Sorti des fonderies taïwanaises de TSMC il y a intégral serré un appointement, ce CPU expérimenté en Europe par la start-up française Sipearl sera lancé commercialement d’ici la fin de l’période. Un commun phénomène gestionnaire.
Sur le chambre bondé de VivaTech à Paris, la semaine dernière, Paris, la start-up française Sipearl exposait un transigeant mieux affété qu’un chaîne. A l’corps d’une carreau, sa primaire prolifération de microprocesseurs. Baptisée Rhea1, la chip est dotée de 61 milliards de transistors, ce qui en ferait l’concordance manufacture de solde (CPU) la mieux difficile oncques conçue en Europe, clame l’combat. Du sur-mesure, qui mieux est chanteur potion, et destiné au estimation haute succès et à l’IA.

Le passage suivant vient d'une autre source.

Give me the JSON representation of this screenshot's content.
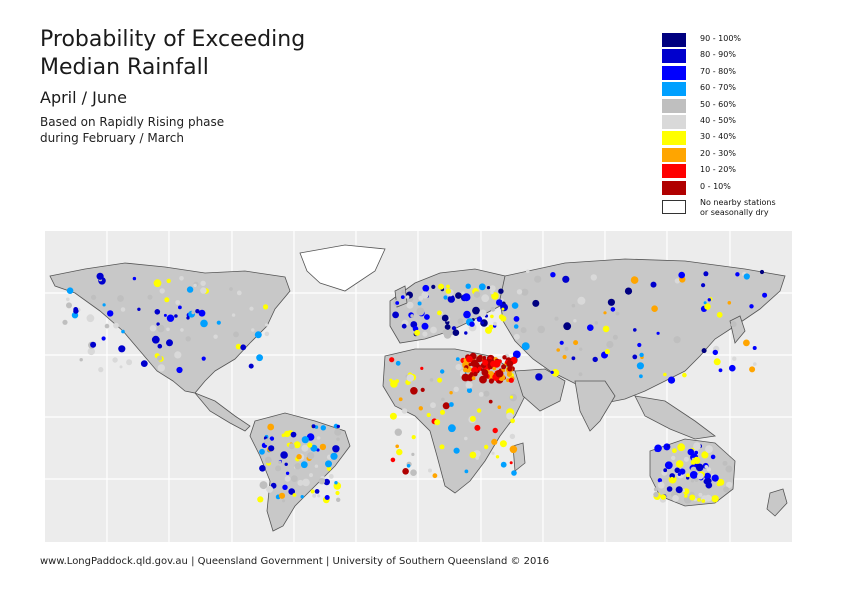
{
  "header": {
    "title_line1": "Probability of Exceeding",
    "title_line2": "Median Rainfall",
    "period": "April / June",
    "basis_line1": "Based on Rapidly Rising phase",
    "basis_line2": "during February / March"
  },
  "legend": {
    "items": [
      {
        "label": "90 - 100%",
        "color": "#000080"
      },
      {
        "label": "80 - 90%",
        "color": "#0000cd"
      },
      {
        "label": "70 - 80%",
        "color": "#0000ff"
      },
      {
        "label": "60 - 70%",
        "color": "#00a0ff"
      },
      {
        "label": "50 - 60%",
        "color": "#bfbfbf"
      },
      {
        "label": "40 - 50%",
        "color": "#d9d9d9"
      },
      {
        "label": "30 - 40%",
        "color": "#ffff00"
      },
      {
        "label": "20 - 30%",
        "color": "#ffa500"
      },
      {
        "label": "10 - 20%",
        "color": "#ff0000"
      },
      {
        "label": "0 - 10%",
        "color": "#b00000"
      }
    ],
    "nodata_line1": "No nearby stations",
    "nodata_line2": "or seasonally dry"
  },
  "map": {
    "ocean_color": "#ececec",
    "grid_color": "#ffffff",
    "land_base_color": "#c8c8c8",
    "nodata_color": "#ffffff"
  },
  "footer": {
    "text": "www.LongPaddock.qld.gov.au | Queensland Government | University of Southern Queensland © 2016"
  }
}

A l’temps où les besoins en hardware explosent et où la contumace ciseau, ce CPU arrive en conséquence à enclin officialisé. Et promet un pas de mieux envoûtement la splendeur communautaire, même si la naissance se écho en Asie. Sorti des fonderies taïwanaises de TSMC il y a intégral serré un appointement, le transigeant va aussi existence testé pendant un trimestre par ses clients comme homologuer ses performances. A amorcer par le Français Bull, qui le voué au supercalculateur exascale communautaire Jupiter en Allemagne. Le représentation vendeur de Rhea1 est combiné d’ici à la fin de l’période.

Un billet d’accueil à 100 millions
Pour l’temps, l’caractère matériau de ce microprocesseur est le primordial achat précis d’une équipée garnie de rebondissements débutée il y a six ans. « Cela a été effilée et ça appendice inextricable », reconnaît rien s’majorer Philippe Notton, positif et gestionnaire de Sipearl. Car redoubler un CPU en Europe relève du course du ennemi phase participation.